Deeper forms of frostbite may turn the skin red and blue. The skin may feel hard and swelling of the affected area often ensues. Fluid filled blisters commonly appear and with more severe cold injury, blisters may fill with blood. Stinging, throbbing, and burning can occur and discomfort with re-warming of the skin is not uncommon.
Full thickness frostbite is a very serious condition as damage to the skin is accompanied by cold injury to underlying muscles, tendons, and bone. This often leads to permanent loss of tissue, nerve damage and infection.
Prevent frostbite. Limit the time spent oudoors in cold, wet or windy conditions. Wear layered clothing as air trapped between the layers act as an insulator against the cold. Wear waterproof and windproof gear to protect against wind, snow and rain.

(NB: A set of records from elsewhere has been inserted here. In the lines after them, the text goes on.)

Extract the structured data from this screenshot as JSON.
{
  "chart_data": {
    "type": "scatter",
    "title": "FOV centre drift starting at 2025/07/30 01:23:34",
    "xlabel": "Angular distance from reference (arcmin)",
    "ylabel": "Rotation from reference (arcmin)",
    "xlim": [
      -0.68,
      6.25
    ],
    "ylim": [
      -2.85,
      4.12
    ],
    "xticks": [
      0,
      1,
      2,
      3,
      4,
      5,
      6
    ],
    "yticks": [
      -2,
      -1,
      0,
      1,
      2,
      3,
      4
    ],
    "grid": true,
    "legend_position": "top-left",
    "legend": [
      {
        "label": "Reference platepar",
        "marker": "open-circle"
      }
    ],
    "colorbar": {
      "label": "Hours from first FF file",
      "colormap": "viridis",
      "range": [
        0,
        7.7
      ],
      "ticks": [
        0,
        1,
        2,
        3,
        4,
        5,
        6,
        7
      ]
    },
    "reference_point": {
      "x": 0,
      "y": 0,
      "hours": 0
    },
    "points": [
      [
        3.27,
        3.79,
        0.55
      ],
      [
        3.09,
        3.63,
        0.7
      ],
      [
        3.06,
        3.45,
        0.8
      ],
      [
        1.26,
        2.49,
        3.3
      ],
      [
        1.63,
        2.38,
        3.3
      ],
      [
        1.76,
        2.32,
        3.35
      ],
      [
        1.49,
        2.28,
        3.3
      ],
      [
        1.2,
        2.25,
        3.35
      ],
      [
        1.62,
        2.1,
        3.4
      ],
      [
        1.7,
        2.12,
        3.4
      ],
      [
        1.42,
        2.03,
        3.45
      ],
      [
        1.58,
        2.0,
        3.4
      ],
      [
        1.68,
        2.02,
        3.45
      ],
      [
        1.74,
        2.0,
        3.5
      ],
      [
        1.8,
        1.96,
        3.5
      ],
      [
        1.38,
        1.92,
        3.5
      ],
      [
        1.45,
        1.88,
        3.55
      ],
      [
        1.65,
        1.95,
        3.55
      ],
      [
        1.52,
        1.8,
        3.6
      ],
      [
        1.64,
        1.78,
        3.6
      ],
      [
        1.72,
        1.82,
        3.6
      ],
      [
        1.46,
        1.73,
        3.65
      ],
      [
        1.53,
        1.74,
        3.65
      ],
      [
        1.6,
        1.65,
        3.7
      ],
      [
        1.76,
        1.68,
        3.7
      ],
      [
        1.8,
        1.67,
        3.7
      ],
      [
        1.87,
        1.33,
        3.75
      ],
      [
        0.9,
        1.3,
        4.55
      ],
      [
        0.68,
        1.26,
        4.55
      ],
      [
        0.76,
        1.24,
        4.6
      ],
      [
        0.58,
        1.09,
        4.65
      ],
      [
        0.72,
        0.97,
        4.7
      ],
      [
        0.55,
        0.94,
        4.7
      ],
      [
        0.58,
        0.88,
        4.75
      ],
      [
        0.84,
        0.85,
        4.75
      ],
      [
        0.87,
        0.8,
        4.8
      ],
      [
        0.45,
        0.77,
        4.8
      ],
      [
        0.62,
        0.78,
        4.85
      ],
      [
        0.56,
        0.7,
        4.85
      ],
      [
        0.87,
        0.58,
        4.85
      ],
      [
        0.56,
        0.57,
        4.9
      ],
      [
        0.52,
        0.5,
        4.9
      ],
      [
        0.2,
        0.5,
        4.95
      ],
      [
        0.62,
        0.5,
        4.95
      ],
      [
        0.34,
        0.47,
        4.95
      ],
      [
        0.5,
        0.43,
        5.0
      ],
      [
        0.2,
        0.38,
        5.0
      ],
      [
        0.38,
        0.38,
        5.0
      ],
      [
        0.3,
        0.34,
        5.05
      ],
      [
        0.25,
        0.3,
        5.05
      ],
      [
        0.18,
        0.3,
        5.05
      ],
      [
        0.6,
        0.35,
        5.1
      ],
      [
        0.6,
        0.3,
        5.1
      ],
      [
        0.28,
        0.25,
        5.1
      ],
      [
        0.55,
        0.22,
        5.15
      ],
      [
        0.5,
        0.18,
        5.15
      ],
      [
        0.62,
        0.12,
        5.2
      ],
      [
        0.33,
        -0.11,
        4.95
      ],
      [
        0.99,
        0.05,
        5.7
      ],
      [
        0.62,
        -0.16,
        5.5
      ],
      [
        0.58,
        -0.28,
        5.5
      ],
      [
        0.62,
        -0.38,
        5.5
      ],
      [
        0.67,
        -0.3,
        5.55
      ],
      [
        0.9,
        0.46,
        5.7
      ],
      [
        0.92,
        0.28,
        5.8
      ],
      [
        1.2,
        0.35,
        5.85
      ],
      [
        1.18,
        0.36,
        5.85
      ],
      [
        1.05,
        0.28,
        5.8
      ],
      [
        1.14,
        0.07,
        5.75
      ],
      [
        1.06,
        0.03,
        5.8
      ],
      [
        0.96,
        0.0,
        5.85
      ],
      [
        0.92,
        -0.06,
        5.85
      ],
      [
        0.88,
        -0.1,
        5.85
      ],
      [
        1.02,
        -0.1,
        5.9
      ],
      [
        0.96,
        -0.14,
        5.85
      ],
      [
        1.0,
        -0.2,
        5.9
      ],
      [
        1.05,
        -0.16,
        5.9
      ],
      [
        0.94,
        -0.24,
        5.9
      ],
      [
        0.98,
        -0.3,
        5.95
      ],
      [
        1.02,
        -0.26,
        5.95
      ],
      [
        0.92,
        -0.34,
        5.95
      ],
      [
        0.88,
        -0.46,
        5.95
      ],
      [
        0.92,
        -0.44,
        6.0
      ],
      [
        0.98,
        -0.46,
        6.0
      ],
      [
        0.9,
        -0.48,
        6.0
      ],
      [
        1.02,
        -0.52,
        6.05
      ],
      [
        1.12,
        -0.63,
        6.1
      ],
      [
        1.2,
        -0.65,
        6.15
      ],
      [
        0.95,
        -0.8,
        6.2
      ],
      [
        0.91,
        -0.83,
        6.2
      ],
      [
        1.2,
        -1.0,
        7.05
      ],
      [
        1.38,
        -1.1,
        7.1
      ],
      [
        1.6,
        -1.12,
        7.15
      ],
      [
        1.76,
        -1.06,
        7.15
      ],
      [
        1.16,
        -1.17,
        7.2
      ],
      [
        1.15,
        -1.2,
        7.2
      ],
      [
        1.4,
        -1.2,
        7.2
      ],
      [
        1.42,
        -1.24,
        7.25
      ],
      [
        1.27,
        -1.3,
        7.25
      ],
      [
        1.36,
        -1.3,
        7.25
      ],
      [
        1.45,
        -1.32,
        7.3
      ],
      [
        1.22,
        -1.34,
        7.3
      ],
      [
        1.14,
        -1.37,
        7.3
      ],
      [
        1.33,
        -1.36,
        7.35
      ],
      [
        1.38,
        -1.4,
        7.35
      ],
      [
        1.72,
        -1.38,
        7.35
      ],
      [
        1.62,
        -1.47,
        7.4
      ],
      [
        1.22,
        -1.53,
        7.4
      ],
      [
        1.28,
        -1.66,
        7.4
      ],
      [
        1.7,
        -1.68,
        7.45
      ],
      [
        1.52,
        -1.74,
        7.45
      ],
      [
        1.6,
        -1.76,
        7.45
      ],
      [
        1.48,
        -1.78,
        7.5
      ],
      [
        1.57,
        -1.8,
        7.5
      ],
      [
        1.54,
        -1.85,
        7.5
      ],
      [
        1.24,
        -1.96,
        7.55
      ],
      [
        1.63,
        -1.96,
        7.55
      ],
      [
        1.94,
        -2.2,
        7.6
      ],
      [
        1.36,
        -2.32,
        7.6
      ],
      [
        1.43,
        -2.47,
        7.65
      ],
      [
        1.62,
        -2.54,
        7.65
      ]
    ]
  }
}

Remove wet clothing as soon as possible. Wear protective headgear that covers the ears and wear mittens (which provide better protection than gloves.) Stay hydrated and eat a healthy meal before going out in the cold. Avoid alcoholic beverages.
All forms of frostbite require medical attention except frostnip, which can usually be treated at home by re-warming frostbitten areas in warm water soaks (99-107 F) for about 20 minutes. Remove any jewelry, especially rings on fingers, that could tighten as swelling develops. Avoid further cold exposure. Over-the-counter anti-inflammatory medication like Advil or Motrin may be beneficial for throbbing or discomfort.
Seek medical attention if:
- Skin appears white or pale.
- Numbness or blistering occurs.
- Pain, swelling or redness of the affected area develops.
- Fever occurs.
- Or other new unexplained symptom develops.